Part 744.21(f) of the EAR regulations defines “military end use” as an item that is incorporated into one of the following:

  • A military item described on the US Munitions List (USML) (22 CFR part 121, International Traffic in Arms Regulations);
  • A military item described on the Wassenaar Arrangement Munitions List;
  • Items classified under ECCNs ending in “A018” or under “600 series” ECCNs; or for the “use,” “development,” or “production” of military items described on the USML or the Wassenaar Arrangement Munitions List, or items classified under ECCNs ending in “A018” or under “600 series” ECCNs.

Part 744.21(g) of the EAR regulations defines “military end user” as “the national armed services (army, navy, marine, air force, or coast guard), as well as the national guard and national police, government intelligence or reconnaissance organizations, or any person or entity whose actions or functions are intended to support ‘military end uses’ as defined in paragraph (f) of this section.”

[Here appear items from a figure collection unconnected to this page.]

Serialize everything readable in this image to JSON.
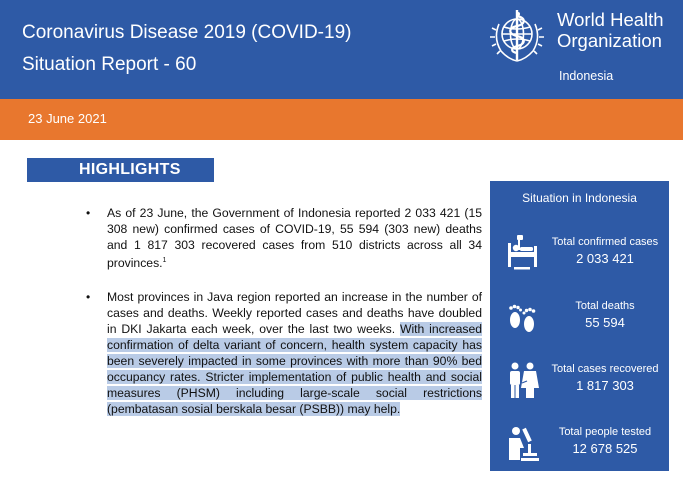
{
  "header": {
    "title": "Coronavirus Disease 2019 (COVID-19)",
    "subtitle": "Situation Report - 60",
    "org_name": "World Health Organization",
    "org_country": "Indonesia"
  },
  "date": "23 June 2021",
  "highlights": {
    "heading": "HIGHLIGHTS",
    "bullet1": "As of 23 June, the Government of Indonesia reported 2 033 421 (15 308 new) confirmed cases of COVID-19, 55 594 (303 new) deaths and 1 817 303 recovered cases from 510 districts across all 34 provinces.",
    "bullet1_note": "1",
    "bullet2_plain": "Most provinces in Java region reported an increase in the number of cases and deaths. Weekly reported cases and deaths have doubled in DKI Jakarta each week, over the last two weeks.",
    "bullet2_highlighted": "With increased confirmation of delta variant of concern, health system capacity has been severely impacted in some provinces with more than 90% bed occupancy rates. Stricter implementation of public health and social measures (PHSM) including large-scale social restrictions (pembatasan sosial berskala besar (PSBB)) may help."
  },
  "sidebar": {
    "title": "Situation in Indonesia",
    "stats": [
      {
        "label": "Total confirmed cases",
        "value": "2 033 421",
        "icon": "hospital-bed-icon"
      },
      {
        "label": "Total deaths",
        "value": "55 594",
        "icon": "footprints-icon"
      },
      {
        "label": "Total cases recovered",
        "value": "1 817 303",
        "icon": "people-icon"
      },
      {
        "label": "Total people tested",
        "value": "12 678 525",
        "icon": "microscope-icon"
      }
    ]
  },
  "colors": {
    "primary_blue": "#2e5aa6",
    "accent_orange": "#e8772e",
    "highlight": "#b9cbe6"
  }
}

Items subject to this license requirement are listed in Supplement No. 2 to § 744 of the EAR. The items covered in Supplement No. 2 include ECCNs such as 4A994 (computers), 5A991 (basic telecommunications equipment), 7A994 (commercial GPS, aircraft navigation), 9A991 (commercial aircraft and engines) — in short, items that are controlled only for anti-terrorism (AT) reasons and do not currently require a license to Venezuela. A full list of the items subject to the new license requirements can be found here.

Items that meet the following requirements do not require a license under the new regulations:

  • Transactions involving the export, re-export, or transfer of items to or within Venezuela if the contracts for such transactions were signed prior to November 7, 2014.
  • Shipments of items that were under a previously applicable license exception or without a license (i.e., No License Required [NLR]) but are now subject to the new license requirement if:
    • (1) The items are on dock, on lighter, aboard an exporting carrier, or en route aboard a carrier to a port of export, on November 7, 2014; and
    • (2) The items are exported or re-exported before midnight on December 8, 2014.

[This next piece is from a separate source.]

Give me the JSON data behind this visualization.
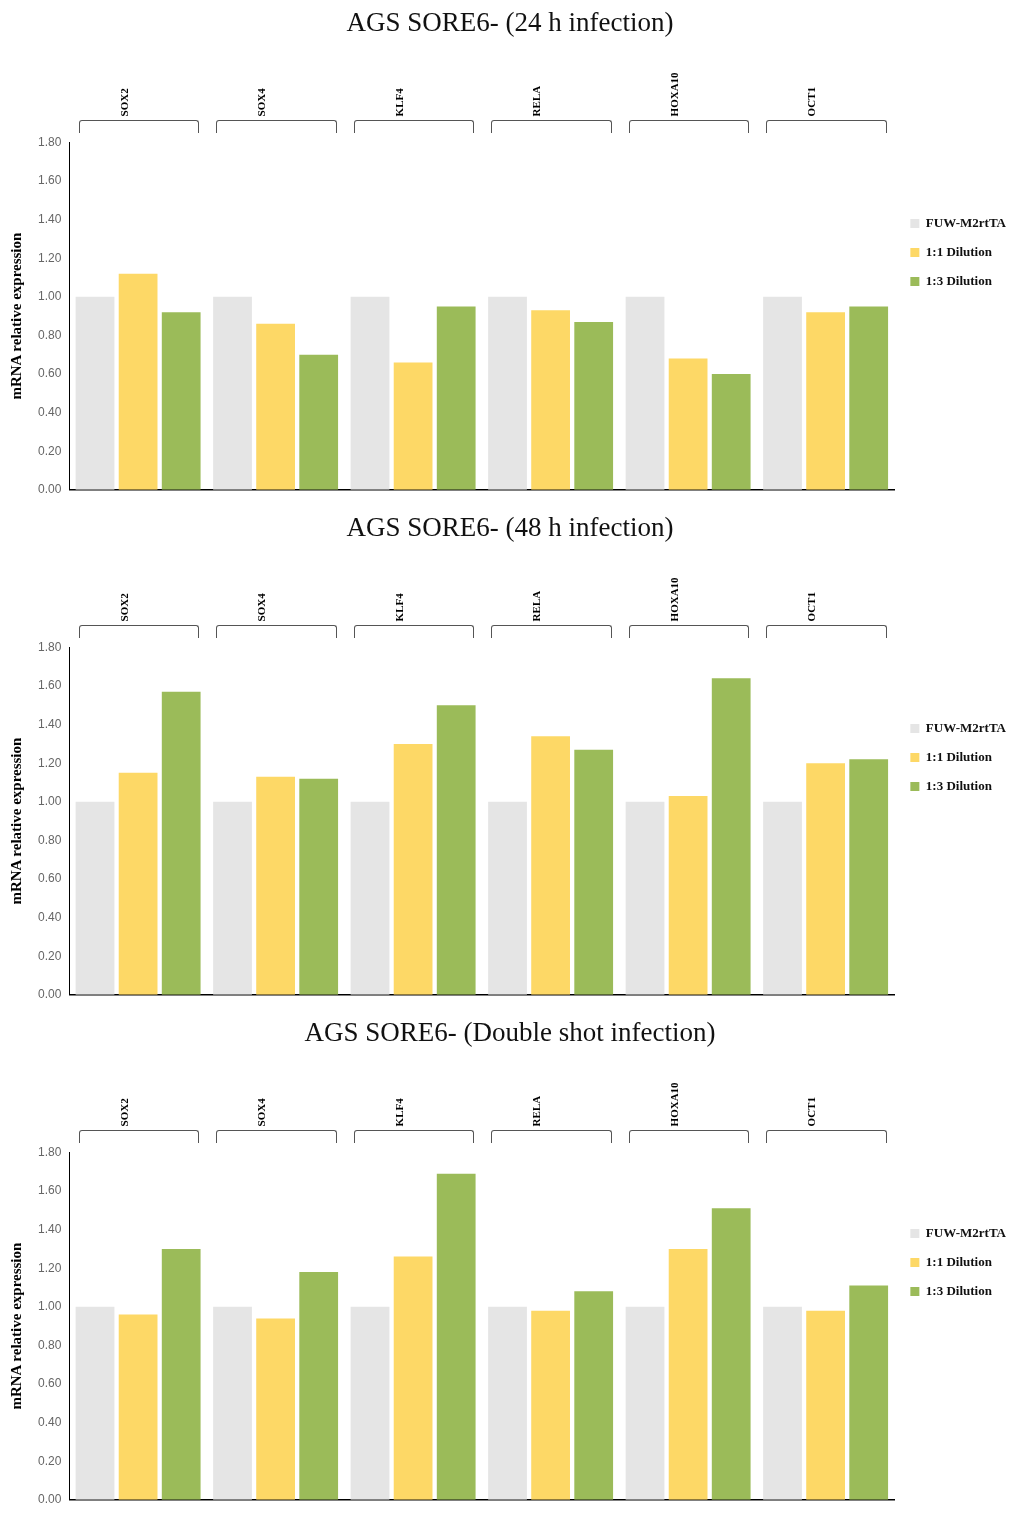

These changes, effective November 7, 2014, boost the US Government’s ability to prevent exports that would enhance the military capability of Venezuela. This expansion of BIS military end-use/end-user controls to Venezuela comes hard on the heels of a similar expansion, on September 17, for Russia, bringing to four (Iraq, China, Russia, and Venezuela) the countries subject to military end-use controls. Exporters should use care, however, as the military end-use/end-user controls for Russia and Venezuela are broader than those for China and Iraq: China does not have a military end-user control (just military end-use) and the definition for military end-user for Iraq is far narrower than that employed for Russia and Venezuela.